Parler pour évacuer le traumatisme du 14-Juillet
Des victimes se retrouvent et s’expriment dans des groupes de parole
«J’avais l’impression de me noyer. On me sort enfin la tête de l’eau. » Face à d’autres victimes, Frédéric verse une larme, mais surtout il raconte. Il arrive à mettre des mots sur cette soirée du 14 juillet. Sur le drame. Et sur ce qu’il traverse depuis. « Arriver à exprimer tout cela, c’est une grande victoire », explique ce Niçois de 48 ans. Comme six autres « impliqués », il participait la semaine dernière au premier « stage thérapeutique de reconstruction » après l’attentat de Nice. Des groupes de parole et des ateliers organisés dans les salons d’un hôtel par l’Association française des victimes de terrorisme (AFVT) et le département des Alpes-Maritimes.
Cauchemars et terreurs
Ce soir-là, sur la promenade des Anglais, Frédéric était touché à la jambe. Comme son fils, il échappait de peu à la mort. Près de cinq mois plus tard, il se déplace avec des béquilles. Mais c’est surtout dans sa tête que la souffrance est immense. « Je pensais être assez fort pour m’en sortir tout seul, expliquet-il. Mais on se replie sur soi avec ses cauchemars et ses terreurs. » Les images des corps meurtris le hantent. Parler semble être la clé. « Ces drames sont des tsunamis qui bouleversent tout, relève le psychologue Dominique Szepielak, responsable de ces stages.

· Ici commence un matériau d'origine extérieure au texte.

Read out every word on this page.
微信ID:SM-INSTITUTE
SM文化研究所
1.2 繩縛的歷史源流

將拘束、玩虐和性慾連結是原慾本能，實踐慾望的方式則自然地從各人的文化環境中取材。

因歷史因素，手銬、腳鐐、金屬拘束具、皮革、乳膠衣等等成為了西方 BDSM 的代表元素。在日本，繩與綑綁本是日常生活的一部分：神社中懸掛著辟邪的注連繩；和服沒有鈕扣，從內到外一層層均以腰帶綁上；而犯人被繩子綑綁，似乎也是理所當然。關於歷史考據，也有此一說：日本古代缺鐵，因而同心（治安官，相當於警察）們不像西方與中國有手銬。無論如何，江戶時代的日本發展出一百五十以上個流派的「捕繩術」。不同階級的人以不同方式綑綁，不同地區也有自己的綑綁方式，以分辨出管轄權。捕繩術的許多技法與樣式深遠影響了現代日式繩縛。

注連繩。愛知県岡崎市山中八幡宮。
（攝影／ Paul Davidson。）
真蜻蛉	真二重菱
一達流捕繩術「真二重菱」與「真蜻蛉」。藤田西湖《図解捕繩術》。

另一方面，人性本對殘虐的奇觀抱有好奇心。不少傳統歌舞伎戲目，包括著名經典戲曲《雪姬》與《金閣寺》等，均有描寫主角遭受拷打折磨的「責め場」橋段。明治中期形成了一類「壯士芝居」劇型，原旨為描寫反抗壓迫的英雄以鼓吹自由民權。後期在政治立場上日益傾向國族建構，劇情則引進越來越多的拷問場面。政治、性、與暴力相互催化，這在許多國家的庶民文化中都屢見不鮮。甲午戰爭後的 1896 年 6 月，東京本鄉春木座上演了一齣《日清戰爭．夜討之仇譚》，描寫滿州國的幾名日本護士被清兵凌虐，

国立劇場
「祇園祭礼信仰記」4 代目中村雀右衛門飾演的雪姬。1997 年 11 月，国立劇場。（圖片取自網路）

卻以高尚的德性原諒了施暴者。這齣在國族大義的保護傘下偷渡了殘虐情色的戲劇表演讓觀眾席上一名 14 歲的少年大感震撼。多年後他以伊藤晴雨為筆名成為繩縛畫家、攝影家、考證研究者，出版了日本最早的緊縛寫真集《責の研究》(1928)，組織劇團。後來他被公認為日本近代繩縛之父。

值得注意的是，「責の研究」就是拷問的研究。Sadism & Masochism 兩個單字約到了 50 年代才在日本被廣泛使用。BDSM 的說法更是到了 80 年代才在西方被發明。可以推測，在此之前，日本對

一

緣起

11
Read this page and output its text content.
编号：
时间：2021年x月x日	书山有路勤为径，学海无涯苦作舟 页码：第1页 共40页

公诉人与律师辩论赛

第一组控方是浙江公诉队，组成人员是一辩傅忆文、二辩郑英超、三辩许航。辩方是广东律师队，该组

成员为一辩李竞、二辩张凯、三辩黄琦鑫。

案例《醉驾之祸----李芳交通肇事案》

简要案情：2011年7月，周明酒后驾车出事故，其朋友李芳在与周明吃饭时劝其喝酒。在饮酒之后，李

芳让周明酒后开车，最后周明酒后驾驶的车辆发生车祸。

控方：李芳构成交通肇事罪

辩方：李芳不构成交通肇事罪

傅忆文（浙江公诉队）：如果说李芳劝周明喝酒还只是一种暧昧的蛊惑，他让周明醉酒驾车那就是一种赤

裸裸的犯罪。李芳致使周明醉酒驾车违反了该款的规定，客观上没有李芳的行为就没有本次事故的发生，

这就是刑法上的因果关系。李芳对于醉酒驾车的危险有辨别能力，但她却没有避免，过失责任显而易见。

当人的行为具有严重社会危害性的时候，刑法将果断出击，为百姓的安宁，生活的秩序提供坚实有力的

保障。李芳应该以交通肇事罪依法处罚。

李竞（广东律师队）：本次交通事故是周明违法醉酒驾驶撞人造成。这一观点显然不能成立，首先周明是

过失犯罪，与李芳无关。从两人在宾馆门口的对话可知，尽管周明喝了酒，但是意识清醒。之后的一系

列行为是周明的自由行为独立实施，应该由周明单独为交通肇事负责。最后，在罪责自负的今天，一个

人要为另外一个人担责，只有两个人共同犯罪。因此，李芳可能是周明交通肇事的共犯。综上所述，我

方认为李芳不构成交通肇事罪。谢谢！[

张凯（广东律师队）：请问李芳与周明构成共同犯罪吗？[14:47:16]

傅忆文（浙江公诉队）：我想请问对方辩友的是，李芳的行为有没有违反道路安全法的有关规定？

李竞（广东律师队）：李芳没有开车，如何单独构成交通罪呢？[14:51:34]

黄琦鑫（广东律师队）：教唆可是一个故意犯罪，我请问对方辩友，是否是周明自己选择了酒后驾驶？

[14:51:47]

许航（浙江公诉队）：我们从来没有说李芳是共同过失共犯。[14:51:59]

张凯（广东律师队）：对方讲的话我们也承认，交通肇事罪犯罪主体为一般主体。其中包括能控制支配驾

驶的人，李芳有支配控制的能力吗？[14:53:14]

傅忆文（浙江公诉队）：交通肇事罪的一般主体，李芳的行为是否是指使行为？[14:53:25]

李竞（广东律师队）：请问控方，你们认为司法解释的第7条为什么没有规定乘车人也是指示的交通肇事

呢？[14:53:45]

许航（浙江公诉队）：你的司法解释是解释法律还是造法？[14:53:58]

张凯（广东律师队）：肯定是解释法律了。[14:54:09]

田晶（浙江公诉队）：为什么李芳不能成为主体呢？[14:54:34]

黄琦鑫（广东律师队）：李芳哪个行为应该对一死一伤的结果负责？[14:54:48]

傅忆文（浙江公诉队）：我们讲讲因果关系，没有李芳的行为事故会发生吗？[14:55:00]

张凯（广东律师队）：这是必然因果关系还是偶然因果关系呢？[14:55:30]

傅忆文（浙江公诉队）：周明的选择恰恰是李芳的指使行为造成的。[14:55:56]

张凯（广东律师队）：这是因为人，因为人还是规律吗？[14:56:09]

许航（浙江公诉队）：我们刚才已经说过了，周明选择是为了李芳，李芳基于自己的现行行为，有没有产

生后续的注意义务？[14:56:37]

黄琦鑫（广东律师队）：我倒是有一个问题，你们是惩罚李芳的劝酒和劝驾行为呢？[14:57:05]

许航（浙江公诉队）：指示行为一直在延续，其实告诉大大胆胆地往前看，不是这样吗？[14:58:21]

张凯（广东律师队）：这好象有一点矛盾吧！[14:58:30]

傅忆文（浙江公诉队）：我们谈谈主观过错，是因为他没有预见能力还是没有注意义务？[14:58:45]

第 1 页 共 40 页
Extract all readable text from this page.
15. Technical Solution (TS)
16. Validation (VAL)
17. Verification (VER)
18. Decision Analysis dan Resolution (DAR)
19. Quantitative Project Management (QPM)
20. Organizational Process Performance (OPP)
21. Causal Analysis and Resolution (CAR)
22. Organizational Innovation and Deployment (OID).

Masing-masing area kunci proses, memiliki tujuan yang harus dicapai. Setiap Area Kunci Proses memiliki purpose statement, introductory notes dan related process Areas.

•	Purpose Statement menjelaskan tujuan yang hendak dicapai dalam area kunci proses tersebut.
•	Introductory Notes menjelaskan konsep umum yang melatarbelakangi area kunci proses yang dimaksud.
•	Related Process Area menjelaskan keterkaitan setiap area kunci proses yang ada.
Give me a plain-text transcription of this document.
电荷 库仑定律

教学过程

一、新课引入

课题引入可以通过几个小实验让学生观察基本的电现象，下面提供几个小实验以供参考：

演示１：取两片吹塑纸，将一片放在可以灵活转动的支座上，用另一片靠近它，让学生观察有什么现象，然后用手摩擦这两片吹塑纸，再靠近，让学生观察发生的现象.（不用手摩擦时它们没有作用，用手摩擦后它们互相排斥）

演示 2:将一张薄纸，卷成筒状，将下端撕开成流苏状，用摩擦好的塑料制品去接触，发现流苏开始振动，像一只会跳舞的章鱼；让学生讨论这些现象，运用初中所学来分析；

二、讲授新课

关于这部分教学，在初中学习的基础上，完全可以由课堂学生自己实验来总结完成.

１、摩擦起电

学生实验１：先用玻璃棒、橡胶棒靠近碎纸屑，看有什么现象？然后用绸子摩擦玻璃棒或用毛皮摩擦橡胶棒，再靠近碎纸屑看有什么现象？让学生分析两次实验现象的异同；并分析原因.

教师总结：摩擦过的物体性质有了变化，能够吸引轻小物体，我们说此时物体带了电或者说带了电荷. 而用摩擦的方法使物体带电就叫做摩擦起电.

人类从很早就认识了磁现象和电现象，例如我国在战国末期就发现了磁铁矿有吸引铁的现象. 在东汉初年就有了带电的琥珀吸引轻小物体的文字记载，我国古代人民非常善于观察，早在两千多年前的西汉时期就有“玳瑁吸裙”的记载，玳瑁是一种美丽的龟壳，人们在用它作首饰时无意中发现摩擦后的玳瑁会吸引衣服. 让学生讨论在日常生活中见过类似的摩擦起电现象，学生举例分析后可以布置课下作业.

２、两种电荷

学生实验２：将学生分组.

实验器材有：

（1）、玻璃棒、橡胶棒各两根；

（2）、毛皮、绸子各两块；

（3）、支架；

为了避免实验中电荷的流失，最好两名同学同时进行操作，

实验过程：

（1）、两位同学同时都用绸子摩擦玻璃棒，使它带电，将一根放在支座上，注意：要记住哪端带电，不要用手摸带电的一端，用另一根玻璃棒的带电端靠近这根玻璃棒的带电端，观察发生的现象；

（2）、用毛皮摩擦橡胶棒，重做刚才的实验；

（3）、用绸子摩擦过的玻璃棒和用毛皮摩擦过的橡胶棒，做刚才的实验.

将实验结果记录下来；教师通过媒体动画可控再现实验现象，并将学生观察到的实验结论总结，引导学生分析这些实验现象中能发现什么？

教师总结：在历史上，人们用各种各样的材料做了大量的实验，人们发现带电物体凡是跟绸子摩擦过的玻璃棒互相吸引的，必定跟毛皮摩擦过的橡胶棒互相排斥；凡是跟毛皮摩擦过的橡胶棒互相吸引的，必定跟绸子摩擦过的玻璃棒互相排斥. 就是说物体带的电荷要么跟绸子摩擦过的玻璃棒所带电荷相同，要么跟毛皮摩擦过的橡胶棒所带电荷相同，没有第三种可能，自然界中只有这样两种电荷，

Ces gens traumatisés présentent souvent un trouble de la dissociation qui peut aller jusqu’à les empêcher de faire certaines choses de la vie quotidienne. Le travail en groupe permet de les reconnecter avec ce quotidien. » En fin de semaine, Frédéric a fait un grand pas. Il s’est remis au volant et a pu emprunter la prom’. « J’ai vu un camion blanc et j’ai failli vomir. Mais je me suis concentré sur la route et j’ai réussi. » Pas à pas, il avance.